In light of the recent NCQA report, plans should consider adopting emerging collaborative models

Eliminating the weak links in delivery of evidence-based care by bringing them up to the level of the top performers could save as many as 88,000 lives per year, according to NCQA's 2008 State of Healthcare Quality report, released last month. Imagine the combined student body of Penn State and Michigan State-that's 88,000 people.

A record 845 health plans reported their performance measures to NCQA, which is something the industry should be exceptionally proud of. It's an indication of the growing earnestness among plans to achieve quality.

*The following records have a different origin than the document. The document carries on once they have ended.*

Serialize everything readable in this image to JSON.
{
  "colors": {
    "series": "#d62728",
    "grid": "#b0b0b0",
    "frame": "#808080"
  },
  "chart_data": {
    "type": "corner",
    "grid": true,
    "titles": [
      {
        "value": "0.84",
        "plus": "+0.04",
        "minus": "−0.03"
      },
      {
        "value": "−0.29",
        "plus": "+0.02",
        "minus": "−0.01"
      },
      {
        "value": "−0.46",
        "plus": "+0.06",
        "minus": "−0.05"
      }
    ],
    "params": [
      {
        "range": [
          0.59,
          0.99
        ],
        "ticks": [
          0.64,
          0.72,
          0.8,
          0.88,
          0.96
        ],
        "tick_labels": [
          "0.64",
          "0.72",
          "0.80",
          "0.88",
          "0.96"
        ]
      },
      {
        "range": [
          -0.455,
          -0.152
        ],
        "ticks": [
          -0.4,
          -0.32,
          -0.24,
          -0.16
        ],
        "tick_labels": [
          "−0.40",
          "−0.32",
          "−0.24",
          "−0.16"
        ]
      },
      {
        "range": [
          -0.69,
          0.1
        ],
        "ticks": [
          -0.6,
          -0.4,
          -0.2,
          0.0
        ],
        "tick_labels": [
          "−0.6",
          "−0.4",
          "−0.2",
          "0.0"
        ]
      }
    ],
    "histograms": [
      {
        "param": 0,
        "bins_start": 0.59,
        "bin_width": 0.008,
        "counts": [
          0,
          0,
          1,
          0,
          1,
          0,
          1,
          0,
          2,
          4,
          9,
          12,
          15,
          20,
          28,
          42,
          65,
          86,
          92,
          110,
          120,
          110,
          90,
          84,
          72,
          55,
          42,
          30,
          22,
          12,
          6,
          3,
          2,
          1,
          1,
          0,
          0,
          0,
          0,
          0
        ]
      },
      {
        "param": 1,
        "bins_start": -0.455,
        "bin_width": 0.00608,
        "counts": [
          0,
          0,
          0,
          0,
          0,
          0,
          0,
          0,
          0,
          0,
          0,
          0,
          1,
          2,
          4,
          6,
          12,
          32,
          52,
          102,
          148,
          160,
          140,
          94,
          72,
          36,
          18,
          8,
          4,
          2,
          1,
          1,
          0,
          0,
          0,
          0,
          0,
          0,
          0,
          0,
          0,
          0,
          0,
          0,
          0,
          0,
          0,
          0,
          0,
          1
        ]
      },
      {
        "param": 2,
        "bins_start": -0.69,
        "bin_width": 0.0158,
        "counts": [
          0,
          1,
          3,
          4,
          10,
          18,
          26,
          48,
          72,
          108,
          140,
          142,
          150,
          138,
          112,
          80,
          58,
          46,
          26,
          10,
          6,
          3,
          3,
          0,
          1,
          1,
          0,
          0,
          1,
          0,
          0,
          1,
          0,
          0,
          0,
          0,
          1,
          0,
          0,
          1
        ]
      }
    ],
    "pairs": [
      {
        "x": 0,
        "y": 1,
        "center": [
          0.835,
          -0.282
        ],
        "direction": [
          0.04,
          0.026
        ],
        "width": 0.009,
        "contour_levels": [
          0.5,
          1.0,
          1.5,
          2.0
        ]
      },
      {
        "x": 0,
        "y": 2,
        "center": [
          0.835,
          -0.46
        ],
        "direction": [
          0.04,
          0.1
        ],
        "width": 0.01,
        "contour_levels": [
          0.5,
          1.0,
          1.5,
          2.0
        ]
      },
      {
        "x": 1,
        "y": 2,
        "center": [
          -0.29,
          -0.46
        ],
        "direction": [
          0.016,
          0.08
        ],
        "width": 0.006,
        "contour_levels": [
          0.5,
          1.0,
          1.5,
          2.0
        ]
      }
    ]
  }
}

After reviewing specific regional performance data, Pennsylvania plans get together regularly and discuss best practices to improve care for the area's entire population, he says. Although they might be competitors, the plans have a business case for improving care among each other's members as well as their own because members frequently turn over among plans.

Turnover is inevitable, so increasing the pool of healthier members in the local market helps level the playing field and reduces the burden of adverse selection somewhat.

He says there's really no value, competitive or otherwise, in not taking care of all the region's members.

"In our patient-centered medical home pilot, there are six plans that are participating," Dr. Snyder says. "We sit in a room together and try to figure out how to improve the management of patients. That's exciting to me that we're not competing on the quality of care. We're trying to improve the quality of care across all of our patients."


Independence Blue's patient-centered medical-home pilot includes 32 practices, 166 physicians and 220,000 patients. Dr. Snyder believes the model has obvious potential to prove itself through NCQA measures, among other things.

For example, NCQA performance measures for mammograms and diabetic retinal eye exams have leveled off. With a medical-home team collaboration, those measures can improve through the application of patient registries that track care needs, case managers who coordinate services, and electronic medical records that keep primary care in the loop with specialists.

The disconnect between specialists-for example, gynecologists who provide mammograms and ophthalmologists who provide retinal exams-and primary care is often the reason patients fail to complete those screenings or the reason why the measurements are impossible to track.

"Patients are not reminded again and again until they get those tests, and we see those performance trends that initially started up, leveling off at a level that is just not acceptable," Dr. Snyder says.

He says the pilot has already shown improvement on process measures and believes it will prove its cost-effectiveness and outcomes improvement within two or three years.